Ce RFC
s'inscrit dans un projet IETF datant de quelques années : formaliser
davantage les services que rend la couche
Transport aux applications. Le but est de permettre de développer
des applications en indiquant ce qu'on veut de la couche Transport,
en rentrant le moins possible dans les détails. Ce RFC décrit
l'architecture générale, le RFC 9622
spécifiant quant à lui une API plus concrète.
Des API
pour les applications parlant à la couche
Transport, il y en a beaucoup. La plus connue est bien
sûr l'interface « socket », qui a pour
principal avantage d'être ancienne et très documentée, dans des
livres (comme le génial
Stevens) et dans d'innombrables logiciels libres à étudier (mais, par contre, la
norme POSIX qui la spécifie officiellement,
n'est toujours pas disponible publiquement).

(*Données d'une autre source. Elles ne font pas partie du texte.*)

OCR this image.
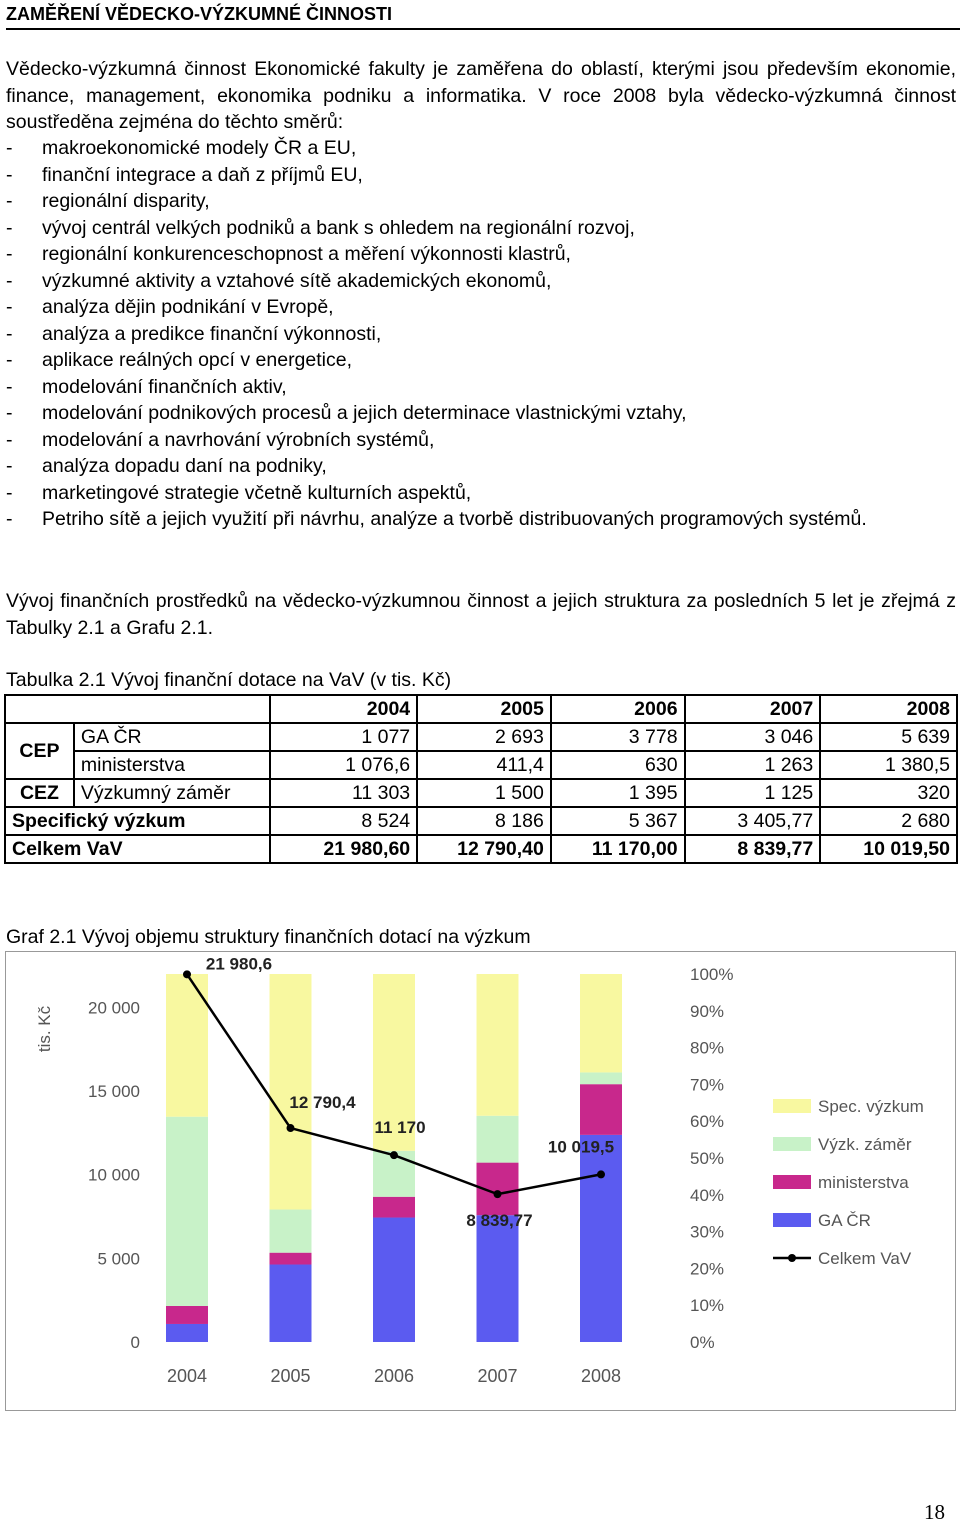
ZAMĚŘENÍ VĚDECKO-VÝZKUMNÉ ČINNOSTI

Vědecko-výzkumná činnost Ekonomické fakulty je zaměřena do oblastí, kterými jsou především ekonomie, finance, management, ekonomika podniku a informatika. V roce 2008 byla vědecko-výzkumná činnost soustředěna zejména do těchto směrů:

- makroekonomické modely ČR a EU,
- finanční integrace a daň z příjmů EU,
- regionální disparity,
- vývoj centrál velkých podniků a bank s ohledem na regionální rozvoj,
- regionální konkurenceschopnost a měření výkonnosti klastrů,
- výzkumné aktivity a vztahové sítě akademických ekonomů,
- analýza dějin podnikání v Evropě,
- analýza a predikce finanční výkonnosti,
- aplikace reálných opcí v energetice,
- modelování finančních aktiv,
- modelování podnikových procesů a jejich determinace vlastnickými vztahy,
- modelování a navrhování výrobních systémů,
- analýza dopadu daní na podniky,
- marketingové strategie včetně kulturních aspektů,
- Petriho sítě a jejich využití při návrhu, analýze a tvorbě distribuovaných programových systémů.

Vývoj finančních prostředků na vědecko-výzkumnou činnost a jejich struktura za posledních 5 let je zřejmá z Tabulky 2.1 a Grafu 2.1.

Tabulka 2.1 Vývoj finanční dotace na VaV (v tis. Kč)
		2004	2005	2006	2007	2008
CEP	GA ČR	1 077	2 693	3 778	3 046	5 639
	ministerstva	1 076,6	411,4	630	1 263	1 380,5
CEZ	Výzkumný záměr	11 303	1 500	1 395	1 125	320
Specifický výzkum		8 524	8 186	5 367	3 405,77	2 680
Celkem VaV		21 980,60	12 790,40	11 170,00	8 839,77	10 019,50
Graf 2.1 Vývoj objemu struktury finančních dotací na výzkum
tis. Kč
0
5 000
10 000
15 000
20 000
0%
10%
20%
30%
40%
50%
60%
70%
80%
90%
100%
2004	2005	2006	2007	2008
21 980,6
12 790,4
11 170
8 839,77
10 019,5
Spec. výzkum
Výzk. záměr
ministerstva
GA ČR
Celkem VaV
18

C'est d'ailleurs cette
multiplicité d'API, donc beaucoup sont solidement installées dans le
paysage, qui fait que je doute du succès du projet et de sa TSAPI
(Transport Services API) :
la base installée à déplacer est énorme.
Pourtant, ces API traditionnelles ont de nombreux défauts. Le RFC
cite par exemple l'incohérence : pour envoyer des données sur une
prise qui utilise du TCP en clair, on
utilise send()
mais quand
la communication est chiffrée avec TLS, c'est une autre
fonction (non normalisée). Pourtant, pour l'application, c'est la
même chose.
Toujours question cohérence, la terminologie n'est pas fixée et
des termes comme flow, stream,
connection et message ont des
sens très différents selon les cas.
Le but de la nouvelle architecture est donc de permettre le
développement d'une API (normalisée dans le RFC 9622) qui unifiera tout cela. (Notez que l'IETF,
habituellement, normalise des protocoles et
pas des API. Mais il y a déjà eu des exceptions à
cette règle.) Un autre objectif est de permettre de mettre dans les
bibliothèques du code qui autrefois était
souvent dupliqué d'une application à l'autre, comme la mise en œuvre
de l'algorithme des « globes oculaires heureux » (RFC 8305).
J'avais déjà présenté le projet TAPS, qui était alors nettement
moins avancé, dans un
exposé à la conférence MiXiT (dont voici le support).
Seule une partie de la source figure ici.